Assuming Venezuela does not secure an Iraq-style shield in time for its debt talks, it would have to structure the legal and logistical aspects of its oil sales to avoid throngs of creditors armed with attachment orders from multiple jurisdictions. By way of a preview, a Russian shipping firm trying to collect unpaid bills from Venezuela got a St. Maarten court to bless its seizure of one tanker in October 2016; the oil was released five months later, but the enforcement proceedings continue in the United Kingdom. Which brings to mind …
Ukraine
Russia’s recent loans and investments in Venezuela are putting it on a path to overtake China one day. Its financial engagement is essential to keep the Maduro government afloat, but as the seized tanker episode suggests, it is not all about charity. Russia had bought $3 billion of bonds from Ukraine in December 2013, also to support a friendly government. When that government collapsed, Russia annexed Crimea, and Ukraine sought a debt restructuring, Russia held out and sued Ukraine in London; for now, it is winning. In Ukraine and in Venezuela, the Russian government appears to manage a portfolio of financial, economic, and security claims: each bit creates leverage for the others; all may settle one day in a grand compromise.

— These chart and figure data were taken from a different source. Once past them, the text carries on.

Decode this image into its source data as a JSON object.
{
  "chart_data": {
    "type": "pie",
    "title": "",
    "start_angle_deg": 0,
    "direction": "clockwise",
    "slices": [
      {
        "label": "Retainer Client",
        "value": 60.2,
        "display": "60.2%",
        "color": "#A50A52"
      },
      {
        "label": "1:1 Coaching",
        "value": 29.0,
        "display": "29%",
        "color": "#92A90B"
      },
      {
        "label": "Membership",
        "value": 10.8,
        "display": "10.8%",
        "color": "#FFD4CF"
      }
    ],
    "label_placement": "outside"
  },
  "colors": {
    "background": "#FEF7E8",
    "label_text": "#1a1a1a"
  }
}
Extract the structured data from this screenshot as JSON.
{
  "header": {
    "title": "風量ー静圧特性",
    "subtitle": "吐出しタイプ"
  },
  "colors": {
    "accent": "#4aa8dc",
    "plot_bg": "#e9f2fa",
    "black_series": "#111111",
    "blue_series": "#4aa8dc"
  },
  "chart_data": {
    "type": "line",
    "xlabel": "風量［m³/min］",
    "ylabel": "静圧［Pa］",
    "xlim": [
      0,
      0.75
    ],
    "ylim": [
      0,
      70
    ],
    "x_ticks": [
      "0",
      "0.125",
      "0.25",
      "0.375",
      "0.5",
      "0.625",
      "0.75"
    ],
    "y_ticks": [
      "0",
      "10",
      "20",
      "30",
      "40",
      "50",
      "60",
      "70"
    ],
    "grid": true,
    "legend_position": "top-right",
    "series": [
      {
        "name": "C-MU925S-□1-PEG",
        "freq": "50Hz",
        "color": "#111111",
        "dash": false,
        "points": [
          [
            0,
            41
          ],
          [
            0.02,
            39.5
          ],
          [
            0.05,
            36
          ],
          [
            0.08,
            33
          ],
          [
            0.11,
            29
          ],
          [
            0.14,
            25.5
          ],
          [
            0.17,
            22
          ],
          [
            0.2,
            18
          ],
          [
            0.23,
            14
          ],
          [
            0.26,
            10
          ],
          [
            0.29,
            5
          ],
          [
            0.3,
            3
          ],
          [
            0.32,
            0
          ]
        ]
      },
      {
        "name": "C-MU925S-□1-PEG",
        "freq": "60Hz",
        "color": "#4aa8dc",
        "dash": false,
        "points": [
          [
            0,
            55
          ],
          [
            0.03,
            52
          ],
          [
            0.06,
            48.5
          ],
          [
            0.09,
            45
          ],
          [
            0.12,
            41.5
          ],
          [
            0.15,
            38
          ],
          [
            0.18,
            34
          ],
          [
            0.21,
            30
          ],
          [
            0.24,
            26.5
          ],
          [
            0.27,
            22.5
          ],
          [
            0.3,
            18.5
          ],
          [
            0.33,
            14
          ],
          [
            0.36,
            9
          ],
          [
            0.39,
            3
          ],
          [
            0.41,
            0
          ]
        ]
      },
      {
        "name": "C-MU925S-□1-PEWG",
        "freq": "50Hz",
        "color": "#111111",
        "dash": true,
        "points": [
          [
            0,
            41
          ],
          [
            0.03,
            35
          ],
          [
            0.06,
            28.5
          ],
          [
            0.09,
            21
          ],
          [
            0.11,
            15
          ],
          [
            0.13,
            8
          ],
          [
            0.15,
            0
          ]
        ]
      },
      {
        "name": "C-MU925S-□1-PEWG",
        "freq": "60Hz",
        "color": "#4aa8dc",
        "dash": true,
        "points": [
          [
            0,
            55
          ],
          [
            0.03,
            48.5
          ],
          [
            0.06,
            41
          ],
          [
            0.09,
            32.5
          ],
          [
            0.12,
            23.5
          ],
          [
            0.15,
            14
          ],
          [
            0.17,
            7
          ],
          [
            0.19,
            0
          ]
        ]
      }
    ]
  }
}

Until then, the nature, volume, and treatment of Venezuela’s government-to-government debt remain obscure. From the government’s perspective, the challenge is to ensure continued support at a manageable price and to avoid having official creditors hold out and disrupt restructuring, From private creditors’ perspective, the question is whether Russia and China would escape restructuring. Historically, official bilateral creditors have done worse than private creditors; however, sovereign restructuring institutions have changed to the point where exceptions look more likely, particularly when government actors use heterogeneous commercial contracts and are not deeply invested in the Paris Club. In light of Venezuela’s growing dependence on Russia and China and their growing exposure, it is reasonable to assume that they would be among the first to collect.
Extending the earlier assumption that any Venezuelan debt restructuring would come under the auspices of the IMF, it would test the Fund’s new policy on arrears to official creditors, which was partly prompted by the Russia-Ukraine standoff. The policy allows the IMF to lend to a country that is running arrears to other official creditors, but makes an exception when lending into arrears would jeopardize financing for the program. The bigger the creditor, the more essential to financing the program, and the more likely to escape default. Again, this suggests that Russia and China are not especially exposed in any debt restructuring.
I will leave debt sustainability analysis and program financing needs to the economists, except to note that Venezuela’s IMF quota is around $5 billion, annual access limit is 145% of the quota; and cumulative limit is 435%. This seems unlikely to cover any plausible program financing needs, especially if the economy keeps deteriorating. If Venezuela gets exceptional access, then the only way in which it escapes any debt restructuring is if IMF staff judge its debt to be “sustainable with high probability.” If the probability is not high, the debt would have to be restructured or “reprofiled” (stretched out). In either case, this is when all the contract and bankruptcy stuff will finally take over, and Venezuela will be like … Venezuela.